Conciertos de Georges Moustaki y Wilko Johnson en Madrid
Algunas veces, o mejor días, el trabajo de la critica reviste unos caracteres de esquizofrénico eclecticismo que reflejan en unas cuantas personas la agradable diversidad de las gentes. Como, por ejemplo, el pasado lunes, cuando una pequeña brigada de esforzados comentaristas corría presurosa desde el concierto de Moustaki, en el teatro Monumental, hasta el recóndito cine Imperio para observar las evoluciones del rocker inglés Wilko Johnson.
Casi todo el mundo pensaba que Georges Moustaki ya va para carroza, lo cual no fue obstáculo para que todas las entradas se agotaran al día siguiente de su puesta a la venta. También se suponía que el público iba a ser tan nostálgico como la imagen del cantante, lo que no fue óbice para que la sala se encontrara repleta de chicas que en su mayoría no habían cumplido los veinte años. Y para culminar la inadecuación entre previsiones y realidad, sale un Georges Moustaki que, mayor y todo, daba envidia de pura vitalidad y ganas de hacer música. No salió solo, que por allí (todos vestidos de blanco) había un acordeonista que también toca el trombón, un bajo, un batería, un flautista chino y una percusionista y cantante chilena que, aparte de hacer su trabajo a la perfección, era de una belleza asustante. Marta Contreras se llama.Moustaki no engañó a nadie. Sus canciones más conocidas se fueron encontrando con el agradecimiento de quienes las esperaban, las más nuevas se engarzaban con las otras sin mayores problemas y su hálito de anarquista pulcro despertaba los aplausos de gentes a las que probablemente les tirara más la pulcritud que lo libertario. De todas formas, aquello era muy bello, muy convincente. No se estaba viendo de ninguna manera una gloria pasada, sino un tipo que a su edad le gusta lo mismo el reggae que Edith Piaf, la música brasileña que el experimentalismo electrónico de Robert Fripp: una persona viva que para serlo y crear no se fija mucho en la cantidad de sus años.

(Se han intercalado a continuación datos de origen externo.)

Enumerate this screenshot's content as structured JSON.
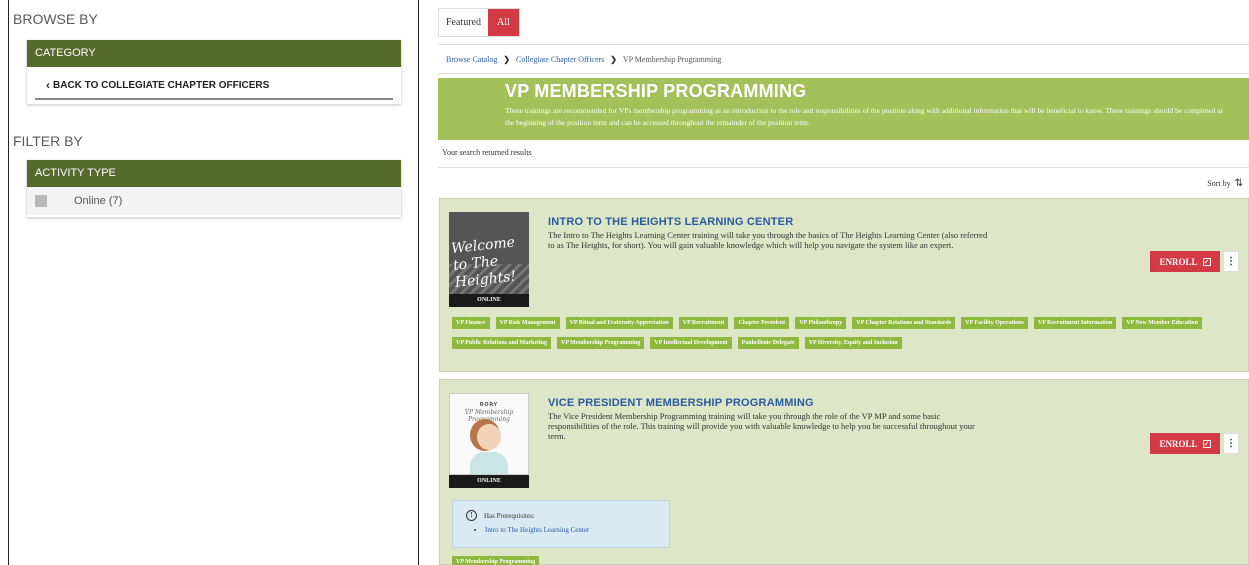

Y luego sana marcha para el cuerpo. O lo que viene a ser lo mismo, el anfetamínico Wilko Johnson y sus amigos. El público era también algo diferente y en vez de tranquilos acústicos lo que se veía eran rockers patilleros de aspecto inquietante. Entonces salió Mad, un grupo de rythm and blues madrileño que organizó una gran cantidad de ruido y cuyo trabajo parece necesitar iguales dosis de pulimiento. A estas alturas, parte del escaso público que acudió al teatro estaba en el bar, de donde fue reclamado por los primeros guitarrazos de Wilko Johnson. Este hombre, a quien la afición madrileña había visto hace casi tres años con Dr. Feelgood, es un tipo con cara de paranoico que se mueve como un poseso por el escenario, acaricia sensualmente su guitarra-falo y de cuando en cuando ametralla al personal con el instrumento. A su lado, un pianista que miraba con cara alucinada a las alturas, un bajo normal y un batería que pegaba a los parches con saña. Todo esto para una sesión de rock típico de pub inglés, marcha salvaje, mezclas de Chuck Berry, Stones, Creedence y otros clásicos. Un concierto bestia que sólo bailó una poca gente. Una pena para tanto rock.